At least the cover is nice.

On a more human (and certainly less self-indulgent) note, last week saw the long-awaited publication of Tolstoy and the Purple Chair: My Year of Magical Reading, by Nina Sankovitch. As a way to recover from her sister’s death, Sankovitch, after three hectic years, decided to stop and sit and read — one book a day for a year. She is living proof that bibliotherapy works, that there is something fundamentally human and helpful in literature. For Sankovitch, turning to reading allowed her to slow down, to pace her life and find a new center, and, in her own words, “not a way to rid myself of sorrow but a way to absorb it.” The phenomenon of intentional reading is also greatly aided by the internet, whose new platforms urges people to constantly update, to always keep everyone out there posted. Nina Sankovitch therefore decided to blog about her year of reading, writing a review for all 365 of them on her website Read All Day. She’s also very active on Twitter and now writes book reviews for The Huffington Post. I haven’t read Tolstoy and the Purple Chair yet, but it sounds very promising, and since I’m incapable of not getting books about books I will no doubt be reading it soon.

Sankovitch's highly praised grief memoir cum reading diary.

The final reader I wanted to talk about is a recent discovery of mine; I found out about her blog by seeing a picture of her library on a “my bookshelves” picture group on Flickr. This picture immediately caught my attention (and the attention of many other bookshelf-savvy commenters) as, with its rows and rows of glistening, faded penguin covers (orange, blue, green, and the unifying beige stripes), this woman’s bookcase is simply stunning.
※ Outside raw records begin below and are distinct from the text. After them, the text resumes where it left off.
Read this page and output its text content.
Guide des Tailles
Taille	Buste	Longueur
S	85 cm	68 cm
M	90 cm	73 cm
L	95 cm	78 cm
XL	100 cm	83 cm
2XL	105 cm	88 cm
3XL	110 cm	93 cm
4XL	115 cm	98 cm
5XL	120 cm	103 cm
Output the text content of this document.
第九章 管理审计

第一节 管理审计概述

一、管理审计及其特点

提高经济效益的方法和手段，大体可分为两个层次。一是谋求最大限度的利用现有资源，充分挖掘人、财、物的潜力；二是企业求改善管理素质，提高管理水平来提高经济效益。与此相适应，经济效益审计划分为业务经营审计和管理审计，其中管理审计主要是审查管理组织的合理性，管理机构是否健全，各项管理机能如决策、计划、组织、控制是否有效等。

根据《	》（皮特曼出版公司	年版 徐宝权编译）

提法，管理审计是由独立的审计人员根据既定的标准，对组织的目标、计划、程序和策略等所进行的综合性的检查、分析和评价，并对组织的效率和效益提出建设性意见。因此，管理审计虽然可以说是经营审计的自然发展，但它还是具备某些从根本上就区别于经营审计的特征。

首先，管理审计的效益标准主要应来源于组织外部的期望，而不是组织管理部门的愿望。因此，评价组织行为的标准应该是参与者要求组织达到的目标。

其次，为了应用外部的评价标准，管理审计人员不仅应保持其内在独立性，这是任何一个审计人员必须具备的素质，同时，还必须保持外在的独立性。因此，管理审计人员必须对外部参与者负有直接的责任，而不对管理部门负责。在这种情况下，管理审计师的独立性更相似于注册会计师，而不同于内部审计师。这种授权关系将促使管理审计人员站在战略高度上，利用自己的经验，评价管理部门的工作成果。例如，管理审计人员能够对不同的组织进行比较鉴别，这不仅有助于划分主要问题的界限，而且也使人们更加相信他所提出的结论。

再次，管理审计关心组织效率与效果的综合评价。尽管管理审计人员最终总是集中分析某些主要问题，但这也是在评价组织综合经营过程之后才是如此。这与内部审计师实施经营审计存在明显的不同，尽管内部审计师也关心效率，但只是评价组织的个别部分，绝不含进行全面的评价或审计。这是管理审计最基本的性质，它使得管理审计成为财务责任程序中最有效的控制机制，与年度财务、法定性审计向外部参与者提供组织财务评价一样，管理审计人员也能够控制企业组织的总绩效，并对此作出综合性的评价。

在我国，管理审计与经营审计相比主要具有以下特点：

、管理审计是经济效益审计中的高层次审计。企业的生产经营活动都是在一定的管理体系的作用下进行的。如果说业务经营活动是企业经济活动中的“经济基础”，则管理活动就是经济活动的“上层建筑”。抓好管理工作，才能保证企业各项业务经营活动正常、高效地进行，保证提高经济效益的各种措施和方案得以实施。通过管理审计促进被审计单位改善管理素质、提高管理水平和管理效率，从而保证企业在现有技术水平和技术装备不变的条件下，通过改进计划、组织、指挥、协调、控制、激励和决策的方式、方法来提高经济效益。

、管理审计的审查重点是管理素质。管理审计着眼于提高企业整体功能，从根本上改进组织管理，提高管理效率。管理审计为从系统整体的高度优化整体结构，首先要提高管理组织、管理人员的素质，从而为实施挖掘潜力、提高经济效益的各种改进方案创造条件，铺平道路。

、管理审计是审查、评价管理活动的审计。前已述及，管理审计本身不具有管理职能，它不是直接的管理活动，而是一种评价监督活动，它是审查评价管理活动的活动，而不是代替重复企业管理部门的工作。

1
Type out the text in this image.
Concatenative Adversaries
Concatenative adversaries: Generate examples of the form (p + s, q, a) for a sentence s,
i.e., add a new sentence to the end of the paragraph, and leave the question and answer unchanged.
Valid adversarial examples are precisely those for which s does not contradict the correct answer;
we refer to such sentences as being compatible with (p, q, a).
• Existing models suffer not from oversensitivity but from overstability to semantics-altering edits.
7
Her blog is called A Penguin a week, her goal is to collect all 3,000 penguin titles published before 1970 (they’re numbered from 1-3,000, which facilitates the collecting part) and to read and review one of the books each week (she now owns about 1,500 of them). The rationale behind the project is that the only interest nowadays in these old penguin titles is purely aesthetic, for the book design and the history of publishing paperbacks, and while many of these titles are certainly good books, they remain unread because many of them aren’t in print anymore. The blog seeks to give these books a new life and rediscover a number of long-lost, really good books — saving them from the abyss of time. It’s a highly intriguing, laudable project.

Ample proof that books do, indeed, furnish a room (or two).

At the heart of all these purposeful readings is an urge to discover, or rediscover, something that was lost — either in the reader or in what is being read. Perhaps the intentional reader feels that his or her relationship with books has become too whimsical and fleeting. You read a book, and then you put the book down and read another one. For all the time and energy you spent reading and thinking about the first book, once you’ve turned the last page, you move on quickly to something else. What remains? In truth, very little. Perhaps giving a purpose to one’s readings is a way to fit all the books one reads within something more vast, and more lasting. It’s a way to implement order upon the act of reading, a way to keep track and leave traces. As for the blogs and memoirs that emerge from these (apparently life changing) reading experiences, they are definitely a way to break the boundary of solitude which usually rules upon the act of reading; it’s a way of reaching out to the community of readers. That, maybe, is the wider purpose of these journeys: to communicate and instigate more widely an interest in books.